Bodrum Gölköy’de yer alan bu ev iki çocuklu, modern bir aile için yıl boyunca kullanılabilecek şekilde tasarlanmış. Burada basit ama aynı zamanda sofistike, konforlu ama aynı zamanda şık bir yaşam alanı oluşturulmuş.
Mandarin Oriental evleri, içinde bulunduğu zengin kültür ve coğrafyayı, yerel malzeme ve mimari yaklaşımları göz ardı ederek Los Angeles, Sidney ya da Dubai gibi modern metropollere uyum sağlayacak modern bir mimari yapılaşma ile sonuçlanmış. Ofist tarafından tasarlanan Y Evi de Gölköy, Bodrum’da bulunan Mandarin Oriental Evleri içerisinde yer alıyor. Mandarin’in yerel bağlamdan kopuk yaklaşımına karşın, Ofist mimarlarının projeyi ele alış şekli, onu yerel kültür ve coğrafi bağlam ile uyumlu bir ev haline getirmek, Akdenizlileştirmek yönünde olmuş.
Bodrum Gölköy’deki ev iki çocuklu, modern bir aile için yıl boyunca kullanılabilecek şekilde tasarlanmış. Burada basit ama aynı zamanda sofistike, konforlu ama aynı zamanda şık bir yaşam alanı oluşturulmuş.
Ahşap, demir ve taş gibi doğal malzemeler yerel yaklaşımlar ile kullanılmış. Duvarlarda kullanılan kayrak, dokulu duvar sıvaları, tavan süslemeleri geleneksel uygulamalara bir gönderme niteliğinde. Salondaki yüksek, düz ve geniş tavanın altında yer alan ahşap yüzer tavanlar ise hem eski, geleneksel ahşap tavanları anımsatıyor, hem de yüksek tavanın vereceği dehliz hissiyatını kırıyor. Bu ikinci tavan yüzeyini daha sıcak ve davetkar bir yaşama alanı yaratmak adına oluşturulmuş. Mimarların tüm bu malzeme ve yaklaşımları bir araya getirmedeki temel hedefi, modern bir ailenin çağdaş günlük gereksinimlerini karşılamak ve yaşam alışkanlıklarını desteklemek olmuş.
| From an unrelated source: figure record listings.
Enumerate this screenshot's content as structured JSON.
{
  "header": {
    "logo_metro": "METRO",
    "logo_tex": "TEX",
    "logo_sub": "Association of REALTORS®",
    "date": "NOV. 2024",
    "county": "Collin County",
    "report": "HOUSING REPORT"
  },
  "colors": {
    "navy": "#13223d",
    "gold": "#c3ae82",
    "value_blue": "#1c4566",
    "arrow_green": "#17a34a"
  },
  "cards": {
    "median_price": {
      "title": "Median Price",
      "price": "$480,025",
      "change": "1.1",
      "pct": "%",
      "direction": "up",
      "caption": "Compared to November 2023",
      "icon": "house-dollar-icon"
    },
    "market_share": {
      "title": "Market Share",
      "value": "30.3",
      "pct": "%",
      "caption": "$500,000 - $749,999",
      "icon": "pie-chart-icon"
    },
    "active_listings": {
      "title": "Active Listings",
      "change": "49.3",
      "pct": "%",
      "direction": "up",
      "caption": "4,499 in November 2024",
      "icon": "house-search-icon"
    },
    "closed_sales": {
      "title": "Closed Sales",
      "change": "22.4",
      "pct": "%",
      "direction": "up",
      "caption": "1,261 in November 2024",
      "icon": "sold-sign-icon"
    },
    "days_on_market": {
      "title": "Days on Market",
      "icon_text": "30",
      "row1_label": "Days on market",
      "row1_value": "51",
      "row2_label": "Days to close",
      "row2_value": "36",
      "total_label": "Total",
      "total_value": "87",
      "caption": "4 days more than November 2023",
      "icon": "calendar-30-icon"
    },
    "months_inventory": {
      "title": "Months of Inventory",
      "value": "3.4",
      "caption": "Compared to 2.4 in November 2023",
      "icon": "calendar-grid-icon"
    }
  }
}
Yasemin Arpaç, Sabahattin Emir: "Tasarım sürecini ilginç kılan bir diğer konu da çabuk tüketilen moda tasarımı ile daha uzun soluklu mimari tasarım arasındaki farklılıkları deneyimlemekti."
“İşin en heyacan veren kısmı; eğilimleri ve stilleri yakından takip eden, kumaş ve teknikleri konusunda bilgili, hazır giyim alanında uzun yılardır çalışan, deneyimli bir tekstilci aile ile çalışıyor olmaktı. Ne istediğini, nasıl bir ev hayal ettiğini bilen, belki daha da önemlisi bunu ifade edebilen kişilerle çalışıyorduk. Hazırlamış oldukları tek bir “mood board” (kendi mesleki terimleri ile) akıllarında ne olduğunu ve bizden ne beklediklerini algılamamıza yeterli oldu. Tasarım sürecini ilginç kılan bir diğer konu da çabuk tüketilen moda tasarımı ile daha uzun soluklu mimari tasarım arasındaki farklılıkları deneyimlemekti. Moda olan parçaları, renkleri ve fikirleri; bizim eğilimlerden ve modadan bir bakıma uzak durmaya çalışan tasarım anlayışımızla ortak bir noktada buluşturmaya çalışmak ilginç ve heyecanlı bir süreçti. Ve moda ile mimari tasarım arasındaki ayrılmaz ya da belki de kaçınılmaz bağı keşfetmek...” diyor Ofist mimarları.